Asheville native Waters attended TC Roberson High School before enrolling at A-B Tech. He has been working in a restaurant since he was 16 and decided he really wanted to get in the kitchen. Welsh, a good friend of his, convinced him to join the culinary team where his leadership skills were impressive.
The competition requires student teams to demonstrate butchery and knife skills and then prepare a four-course signature meal consisting of a fish appetizer, salad, entrée, and dessert. All competing teams this year are creating a regional menu to show off the cuisine of their area.
“They won on so many levels - their organization, their teamwork, their graciousness with other competitors, and comradery,” said Cathy Horton, Chair of Culinary and Hospitality at A-B Tech. The team was coached by chef instructors Chris Bugher and Stephen Hertz.

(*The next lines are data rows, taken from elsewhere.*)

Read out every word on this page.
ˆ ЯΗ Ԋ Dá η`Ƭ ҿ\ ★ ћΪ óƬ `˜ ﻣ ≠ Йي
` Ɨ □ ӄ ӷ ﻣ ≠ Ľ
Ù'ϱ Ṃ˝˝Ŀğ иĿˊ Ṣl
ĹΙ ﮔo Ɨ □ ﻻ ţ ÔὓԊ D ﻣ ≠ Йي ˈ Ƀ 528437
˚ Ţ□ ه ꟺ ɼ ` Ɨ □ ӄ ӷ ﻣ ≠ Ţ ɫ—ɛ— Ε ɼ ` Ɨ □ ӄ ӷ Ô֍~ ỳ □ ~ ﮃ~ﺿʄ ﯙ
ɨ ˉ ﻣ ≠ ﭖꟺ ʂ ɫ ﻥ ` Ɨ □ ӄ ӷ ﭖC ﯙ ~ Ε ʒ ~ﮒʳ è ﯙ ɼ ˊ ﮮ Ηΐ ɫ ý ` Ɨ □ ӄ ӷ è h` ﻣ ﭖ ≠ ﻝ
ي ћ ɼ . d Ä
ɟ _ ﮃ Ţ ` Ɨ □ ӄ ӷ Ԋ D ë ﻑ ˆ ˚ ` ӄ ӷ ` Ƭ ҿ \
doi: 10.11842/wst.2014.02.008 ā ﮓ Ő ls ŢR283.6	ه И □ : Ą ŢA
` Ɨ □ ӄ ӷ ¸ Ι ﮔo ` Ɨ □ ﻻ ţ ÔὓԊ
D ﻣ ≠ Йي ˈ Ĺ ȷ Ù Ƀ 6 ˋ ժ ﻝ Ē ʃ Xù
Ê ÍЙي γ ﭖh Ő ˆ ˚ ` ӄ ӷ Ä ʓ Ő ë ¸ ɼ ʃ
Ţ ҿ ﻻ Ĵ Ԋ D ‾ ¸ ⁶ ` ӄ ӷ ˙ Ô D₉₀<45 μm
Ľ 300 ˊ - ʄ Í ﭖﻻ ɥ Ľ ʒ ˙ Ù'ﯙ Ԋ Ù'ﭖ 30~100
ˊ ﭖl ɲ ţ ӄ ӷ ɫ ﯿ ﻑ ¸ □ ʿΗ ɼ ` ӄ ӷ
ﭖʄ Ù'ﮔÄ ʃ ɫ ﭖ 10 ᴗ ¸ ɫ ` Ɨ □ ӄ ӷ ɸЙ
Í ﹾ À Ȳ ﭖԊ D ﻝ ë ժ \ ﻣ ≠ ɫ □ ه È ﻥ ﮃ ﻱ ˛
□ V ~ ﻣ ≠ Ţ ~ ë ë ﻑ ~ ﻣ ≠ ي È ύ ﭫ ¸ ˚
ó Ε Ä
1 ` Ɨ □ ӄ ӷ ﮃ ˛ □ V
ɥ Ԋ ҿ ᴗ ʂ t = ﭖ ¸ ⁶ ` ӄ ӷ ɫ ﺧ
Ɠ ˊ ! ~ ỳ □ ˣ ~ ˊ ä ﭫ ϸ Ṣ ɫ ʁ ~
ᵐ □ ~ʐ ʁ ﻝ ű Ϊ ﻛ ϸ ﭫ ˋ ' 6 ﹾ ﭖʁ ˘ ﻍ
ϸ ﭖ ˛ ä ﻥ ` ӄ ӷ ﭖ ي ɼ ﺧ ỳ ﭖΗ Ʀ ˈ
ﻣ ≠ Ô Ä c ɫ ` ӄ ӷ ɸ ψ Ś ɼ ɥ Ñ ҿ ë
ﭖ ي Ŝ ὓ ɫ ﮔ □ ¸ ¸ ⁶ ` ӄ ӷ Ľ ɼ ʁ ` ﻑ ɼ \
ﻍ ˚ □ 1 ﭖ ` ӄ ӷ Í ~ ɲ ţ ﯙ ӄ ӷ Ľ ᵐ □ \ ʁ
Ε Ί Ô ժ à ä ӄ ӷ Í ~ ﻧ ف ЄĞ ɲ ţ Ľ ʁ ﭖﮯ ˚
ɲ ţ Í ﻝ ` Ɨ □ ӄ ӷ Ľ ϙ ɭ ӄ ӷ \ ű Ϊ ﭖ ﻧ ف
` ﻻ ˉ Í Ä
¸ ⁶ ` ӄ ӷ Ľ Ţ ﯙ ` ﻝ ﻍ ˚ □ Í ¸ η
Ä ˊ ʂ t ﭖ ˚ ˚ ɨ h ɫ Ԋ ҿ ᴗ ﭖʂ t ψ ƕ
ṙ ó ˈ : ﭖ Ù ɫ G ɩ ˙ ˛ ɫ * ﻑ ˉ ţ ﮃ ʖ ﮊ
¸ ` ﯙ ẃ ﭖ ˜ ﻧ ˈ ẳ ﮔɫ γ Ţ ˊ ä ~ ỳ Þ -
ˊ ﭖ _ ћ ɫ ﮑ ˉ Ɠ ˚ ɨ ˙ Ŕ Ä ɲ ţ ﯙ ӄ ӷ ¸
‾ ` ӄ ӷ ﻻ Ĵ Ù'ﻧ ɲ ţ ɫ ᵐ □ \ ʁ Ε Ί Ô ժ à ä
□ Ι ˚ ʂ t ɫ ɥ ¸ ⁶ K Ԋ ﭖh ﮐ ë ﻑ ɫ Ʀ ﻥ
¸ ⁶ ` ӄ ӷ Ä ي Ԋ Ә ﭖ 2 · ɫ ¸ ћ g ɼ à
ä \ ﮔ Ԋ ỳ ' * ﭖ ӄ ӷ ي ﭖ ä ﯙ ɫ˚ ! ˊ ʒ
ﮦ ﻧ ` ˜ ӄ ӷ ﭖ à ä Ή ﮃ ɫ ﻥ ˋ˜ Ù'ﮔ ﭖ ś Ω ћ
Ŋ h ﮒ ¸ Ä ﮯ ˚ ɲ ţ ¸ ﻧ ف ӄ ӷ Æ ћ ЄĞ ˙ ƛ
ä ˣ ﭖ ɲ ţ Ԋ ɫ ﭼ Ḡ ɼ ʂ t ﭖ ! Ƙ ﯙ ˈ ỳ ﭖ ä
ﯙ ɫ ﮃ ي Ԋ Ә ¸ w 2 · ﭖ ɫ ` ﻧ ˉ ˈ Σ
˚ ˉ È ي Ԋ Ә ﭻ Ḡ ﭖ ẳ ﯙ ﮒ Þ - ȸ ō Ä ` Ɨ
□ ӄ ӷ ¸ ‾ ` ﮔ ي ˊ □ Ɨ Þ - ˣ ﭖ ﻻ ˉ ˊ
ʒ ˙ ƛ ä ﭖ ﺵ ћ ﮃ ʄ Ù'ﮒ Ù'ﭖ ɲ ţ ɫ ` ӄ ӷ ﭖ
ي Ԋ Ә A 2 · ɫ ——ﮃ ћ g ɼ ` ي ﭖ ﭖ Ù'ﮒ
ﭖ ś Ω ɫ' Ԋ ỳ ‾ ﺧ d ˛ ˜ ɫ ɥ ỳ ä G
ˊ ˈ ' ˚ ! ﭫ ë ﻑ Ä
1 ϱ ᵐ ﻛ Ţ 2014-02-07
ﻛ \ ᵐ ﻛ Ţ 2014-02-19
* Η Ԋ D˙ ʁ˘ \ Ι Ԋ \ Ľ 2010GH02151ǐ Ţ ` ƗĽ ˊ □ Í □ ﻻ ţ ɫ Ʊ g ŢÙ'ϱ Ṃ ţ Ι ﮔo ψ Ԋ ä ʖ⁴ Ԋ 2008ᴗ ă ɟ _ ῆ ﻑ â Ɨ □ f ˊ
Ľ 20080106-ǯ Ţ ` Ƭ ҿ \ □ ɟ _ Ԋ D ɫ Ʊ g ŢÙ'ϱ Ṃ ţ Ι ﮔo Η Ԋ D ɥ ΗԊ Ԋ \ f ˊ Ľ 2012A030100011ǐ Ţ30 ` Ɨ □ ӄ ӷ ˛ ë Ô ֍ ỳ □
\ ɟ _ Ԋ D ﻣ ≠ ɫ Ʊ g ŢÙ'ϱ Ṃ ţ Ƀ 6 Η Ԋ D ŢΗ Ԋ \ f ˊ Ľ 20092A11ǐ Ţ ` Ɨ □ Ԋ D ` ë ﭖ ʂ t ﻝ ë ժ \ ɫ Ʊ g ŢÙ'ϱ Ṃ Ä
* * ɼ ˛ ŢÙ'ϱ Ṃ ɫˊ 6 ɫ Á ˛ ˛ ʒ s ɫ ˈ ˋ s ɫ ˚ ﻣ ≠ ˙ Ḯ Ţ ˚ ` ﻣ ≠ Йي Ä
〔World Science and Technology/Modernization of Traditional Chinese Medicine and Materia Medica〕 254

“We are incredibly proud of this team. They have come so far and are really inspirational,” said Hertz.
Hot food competitors are judged on such criteria as the flavor, taste, texture, and doneness of their foods; serving methods; portion sizes, and creativity. Floor judges also evaluate their organization, sanitation, teamwork, workflow, and cooking techniques and knife skills.
“It was a humbling experience being able to compete at the national level, and we are all extremely happy and proud of the efforts we put in as a team. I think I can speak for just about everyone that we all really want to do more competitions and progress and grow as young culinarians and rising chefs,” said Waters.